Let me stand back from these details and summarize what we have found. The concepts we use to get an epistemic handle on social reality are unavoidably shaped by our conception of the way society is and the way it ought to be. We saw that in our analysis of the concept of unemployment, and we have seen it again in our analysis of the Consumer Price Index. The categories we apply to our social experiences [teacher, wife, president, terrorist, bus driver, child, even man and woman], are shaped by social expectations, habits, customs, and institutions. It is always possible to trivialize the problem by simply stipulating the definitions of these terms and making no claims about their relevance to an understanding of society, but in fact no one -- I repeat, no one -- every actually uses the concepts in that antiseptic manner. Not even science fiction writers trying to imagine alien races living in alternative universes are able to disentangle themselves from the rich, complex self-understanding through which we experience and conceptualize social reality. That is why, when those authors imagine first encounters between humans and aliens, it is always numbers or physical constants or musical tones [Close Encounters of the Third Kind] and not social categories ["take me to your vise-president"] that serve as the means of communication.

The challenges to received wisdom, the radical rejections of inherited behavioral norms, the religious inspirations that call into question quotidian reality -- all are themselves completely embedded in an existing culture and recognizable as such.

So Luke's Mother, that, in brief, is how to study society.

Next question?

4 comments:

wallyverr said...

There is an overview of Sabina Alkire's Multidimensional Poverty Index (MPI) on
http://www.ophi.org.uk/policy/multidimensional-poverty-index

including an interactive world map to let one compare different countries on different dimensions.

The MPI will apparently be featured in the forthcoming UNDP 2010 Human Development Report –“The Real Wealth of Nations: Pathways to Human Development”
http://hdr.undp.org/en/reports/global/hdr2010/

Robert Paul Wolff said...

Thank you. I am apparently the laast person to hear about it! I will take a look right away.

Unknown said...

AS I understand it (not an economist, but I love these topics) the first thing needed is to disentangle real from nominal rises in the price level. This is done by noting that inflation (qua monetary phenomenon) should affect all goods roughly equally, but inflation (qua things are actually more expensive) will not. For example, if oil becomes scarce commidities will be unequally affected, but if government prints money everything should get equally more expensive. Add some cunning stats techniques and we can do a decent job of separating these two differnet phenomena.

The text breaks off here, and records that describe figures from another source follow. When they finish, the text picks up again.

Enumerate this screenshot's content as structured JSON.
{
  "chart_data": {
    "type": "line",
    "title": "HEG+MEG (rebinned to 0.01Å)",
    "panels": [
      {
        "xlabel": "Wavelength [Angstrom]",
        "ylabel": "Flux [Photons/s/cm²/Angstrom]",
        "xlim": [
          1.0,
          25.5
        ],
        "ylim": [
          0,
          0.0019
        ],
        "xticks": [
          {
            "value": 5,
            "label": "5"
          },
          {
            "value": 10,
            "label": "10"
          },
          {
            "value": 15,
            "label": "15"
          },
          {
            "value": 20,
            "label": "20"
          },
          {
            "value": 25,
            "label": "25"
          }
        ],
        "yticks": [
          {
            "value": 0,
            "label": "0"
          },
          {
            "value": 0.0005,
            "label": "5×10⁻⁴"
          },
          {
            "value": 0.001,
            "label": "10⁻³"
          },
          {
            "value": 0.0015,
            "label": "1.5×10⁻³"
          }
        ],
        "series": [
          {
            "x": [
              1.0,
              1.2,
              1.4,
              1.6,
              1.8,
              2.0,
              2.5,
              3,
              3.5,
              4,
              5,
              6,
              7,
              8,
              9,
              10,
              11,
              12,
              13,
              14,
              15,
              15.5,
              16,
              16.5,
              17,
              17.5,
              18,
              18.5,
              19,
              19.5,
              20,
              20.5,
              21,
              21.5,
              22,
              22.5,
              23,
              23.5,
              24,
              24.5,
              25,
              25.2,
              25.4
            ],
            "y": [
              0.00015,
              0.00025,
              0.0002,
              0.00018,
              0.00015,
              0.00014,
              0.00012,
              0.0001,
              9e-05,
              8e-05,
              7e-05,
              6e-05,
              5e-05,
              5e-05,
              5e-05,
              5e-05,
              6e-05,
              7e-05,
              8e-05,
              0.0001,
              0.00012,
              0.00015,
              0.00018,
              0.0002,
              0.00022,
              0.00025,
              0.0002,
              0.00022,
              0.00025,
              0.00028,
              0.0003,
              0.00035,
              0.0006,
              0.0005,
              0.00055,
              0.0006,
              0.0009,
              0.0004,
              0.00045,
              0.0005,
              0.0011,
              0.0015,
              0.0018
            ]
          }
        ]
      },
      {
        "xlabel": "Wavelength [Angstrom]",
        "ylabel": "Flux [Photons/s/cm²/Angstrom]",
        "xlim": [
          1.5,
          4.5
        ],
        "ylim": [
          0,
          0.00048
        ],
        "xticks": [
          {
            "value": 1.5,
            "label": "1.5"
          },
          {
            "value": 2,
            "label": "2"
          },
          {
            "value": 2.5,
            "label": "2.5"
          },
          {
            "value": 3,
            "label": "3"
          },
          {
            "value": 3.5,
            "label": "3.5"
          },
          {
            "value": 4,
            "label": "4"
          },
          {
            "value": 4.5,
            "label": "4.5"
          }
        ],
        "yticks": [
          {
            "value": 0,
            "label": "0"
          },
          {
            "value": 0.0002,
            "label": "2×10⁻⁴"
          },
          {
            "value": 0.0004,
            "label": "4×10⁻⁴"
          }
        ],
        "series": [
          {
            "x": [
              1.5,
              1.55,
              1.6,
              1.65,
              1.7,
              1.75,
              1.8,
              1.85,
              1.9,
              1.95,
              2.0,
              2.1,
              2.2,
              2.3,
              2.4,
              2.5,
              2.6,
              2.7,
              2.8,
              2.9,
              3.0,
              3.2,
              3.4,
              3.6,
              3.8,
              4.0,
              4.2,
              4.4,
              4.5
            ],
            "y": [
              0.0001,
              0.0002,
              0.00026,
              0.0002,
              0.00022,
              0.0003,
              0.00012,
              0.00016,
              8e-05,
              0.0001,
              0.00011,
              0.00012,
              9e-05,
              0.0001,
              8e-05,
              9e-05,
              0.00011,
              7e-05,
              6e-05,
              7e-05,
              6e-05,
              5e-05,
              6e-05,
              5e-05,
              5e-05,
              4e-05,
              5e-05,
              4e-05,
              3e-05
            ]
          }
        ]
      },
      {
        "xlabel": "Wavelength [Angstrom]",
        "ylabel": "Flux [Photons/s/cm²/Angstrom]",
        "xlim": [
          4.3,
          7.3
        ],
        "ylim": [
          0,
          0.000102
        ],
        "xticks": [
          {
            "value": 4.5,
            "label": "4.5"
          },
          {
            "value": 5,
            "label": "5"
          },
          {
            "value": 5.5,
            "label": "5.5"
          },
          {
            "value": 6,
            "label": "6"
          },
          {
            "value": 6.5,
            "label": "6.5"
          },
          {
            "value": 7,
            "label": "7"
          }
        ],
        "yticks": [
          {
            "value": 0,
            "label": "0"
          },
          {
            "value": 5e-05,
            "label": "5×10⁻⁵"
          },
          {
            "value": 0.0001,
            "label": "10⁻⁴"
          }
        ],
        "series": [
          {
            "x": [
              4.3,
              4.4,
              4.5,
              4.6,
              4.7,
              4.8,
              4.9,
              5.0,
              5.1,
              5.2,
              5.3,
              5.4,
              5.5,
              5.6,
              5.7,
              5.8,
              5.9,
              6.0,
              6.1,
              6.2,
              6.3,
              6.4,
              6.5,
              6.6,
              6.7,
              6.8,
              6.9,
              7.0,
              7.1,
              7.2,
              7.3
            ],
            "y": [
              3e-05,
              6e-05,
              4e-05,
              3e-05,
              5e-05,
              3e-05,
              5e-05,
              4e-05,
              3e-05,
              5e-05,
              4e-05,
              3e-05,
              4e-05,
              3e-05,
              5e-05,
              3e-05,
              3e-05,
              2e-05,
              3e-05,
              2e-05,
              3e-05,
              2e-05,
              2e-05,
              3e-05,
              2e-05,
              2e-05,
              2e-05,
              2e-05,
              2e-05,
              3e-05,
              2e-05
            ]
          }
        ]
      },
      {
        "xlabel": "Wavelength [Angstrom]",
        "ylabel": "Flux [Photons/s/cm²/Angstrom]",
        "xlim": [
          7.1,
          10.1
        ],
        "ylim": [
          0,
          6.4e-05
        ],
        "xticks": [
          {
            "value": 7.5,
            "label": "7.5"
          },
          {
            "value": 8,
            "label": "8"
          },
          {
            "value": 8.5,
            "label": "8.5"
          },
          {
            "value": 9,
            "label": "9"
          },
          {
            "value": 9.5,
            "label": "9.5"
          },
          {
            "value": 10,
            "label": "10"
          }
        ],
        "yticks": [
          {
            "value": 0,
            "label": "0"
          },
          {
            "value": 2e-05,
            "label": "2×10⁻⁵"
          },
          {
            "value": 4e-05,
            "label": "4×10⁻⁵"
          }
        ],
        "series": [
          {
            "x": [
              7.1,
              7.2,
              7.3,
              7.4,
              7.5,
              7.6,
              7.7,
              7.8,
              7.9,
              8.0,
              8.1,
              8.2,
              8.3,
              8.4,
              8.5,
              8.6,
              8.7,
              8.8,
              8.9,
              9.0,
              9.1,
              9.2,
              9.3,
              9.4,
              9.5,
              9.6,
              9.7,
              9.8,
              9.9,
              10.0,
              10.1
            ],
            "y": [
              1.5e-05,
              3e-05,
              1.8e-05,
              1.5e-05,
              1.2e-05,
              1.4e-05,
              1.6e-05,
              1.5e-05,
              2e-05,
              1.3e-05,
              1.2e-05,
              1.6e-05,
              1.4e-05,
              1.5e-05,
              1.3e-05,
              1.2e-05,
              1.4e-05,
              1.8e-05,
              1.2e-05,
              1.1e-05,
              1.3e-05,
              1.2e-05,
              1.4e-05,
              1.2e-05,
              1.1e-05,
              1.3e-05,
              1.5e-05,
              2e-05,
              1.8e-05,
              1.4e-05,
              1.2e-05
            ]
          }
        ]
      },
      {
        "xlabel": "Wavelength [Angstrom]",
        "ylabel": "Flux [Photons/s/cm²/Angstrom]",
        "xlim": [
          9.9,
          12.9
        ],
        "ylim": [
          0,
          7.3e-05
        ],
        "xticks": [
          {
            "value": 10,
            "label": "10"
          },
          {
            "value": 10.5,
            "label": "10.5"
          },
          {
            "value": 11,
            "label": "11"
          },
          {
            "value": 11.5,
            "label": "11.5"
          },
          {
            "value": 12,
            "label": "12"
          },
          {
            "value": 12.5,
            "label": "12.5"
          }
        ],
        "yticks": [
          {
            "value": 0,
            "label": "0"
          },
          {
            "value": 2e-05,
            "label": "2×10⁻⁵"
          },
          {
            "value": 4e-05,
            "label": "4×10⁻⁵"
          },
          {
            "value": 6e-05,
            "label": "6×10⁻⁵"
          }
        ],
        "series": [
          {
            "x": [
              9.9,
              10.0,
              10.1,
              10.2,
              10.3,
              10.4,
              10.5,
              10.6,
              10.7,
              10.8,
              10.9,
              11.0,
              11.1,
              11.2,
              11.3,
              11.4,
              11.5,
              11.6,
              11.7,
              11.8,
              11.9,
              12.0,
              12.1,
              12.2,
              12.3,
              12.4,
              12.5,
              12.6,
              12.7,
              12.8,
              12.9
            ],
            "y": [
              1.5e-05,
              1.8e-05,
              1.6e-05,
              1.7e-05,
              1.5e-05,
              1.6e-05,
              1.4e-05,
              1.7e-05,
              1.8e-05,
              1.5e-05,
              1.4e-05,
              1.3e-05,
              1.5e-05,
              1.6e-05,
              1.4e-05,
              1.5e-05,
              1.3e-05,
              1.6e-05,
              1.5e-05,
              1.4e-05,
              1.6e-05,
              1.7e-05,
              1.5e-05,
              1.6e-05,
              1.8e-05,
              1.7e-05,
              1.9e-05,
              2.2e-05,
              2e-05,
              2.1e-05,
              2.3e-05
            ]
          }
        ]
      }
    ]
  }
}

I agree that the CPI calculation causes some deep practical and conceptual problems, though I am less convinced these cause ideological trouble. I am thoroughly unconvinced that we have a clear idea of what we are, in principle, measuring, and am actually supposed to work on this topic with a economist friend.

Thanks so much for this informative series of posts. I propose you start a new series when you feel like it as your audience does enjoy it a lot.

Unknown said...

I've got lots of questions but I'll limit myself to just two.

You say that "the concepts we use to get an epistemic handle on social reality are unavoidably shaped by our conception of the way society is and the way it ought to be." Does this apply only to social reality or to reality in general? If it applies only to social reality, why does the study of natural reality permit the kind of objectivity that a study of social reality does not? If we can objectively study nature, why not society?

Second, even though the CPI has its problems, I trust you'd agree that there are better and worse ways to compute it. Studying the prices of typical consumer goods seems to give us a better sense of what's going on in the economy as a whole than would studying, say, the price of Faberge eggs and golden scepters. But to concede this much, it seems, would commit you to the view that there are facts of the matter about economic performance, and that some methods of discovering these facts are preferable to others. Isn't that good enough for an objective study of society? It seems good enough for an objective study of nature.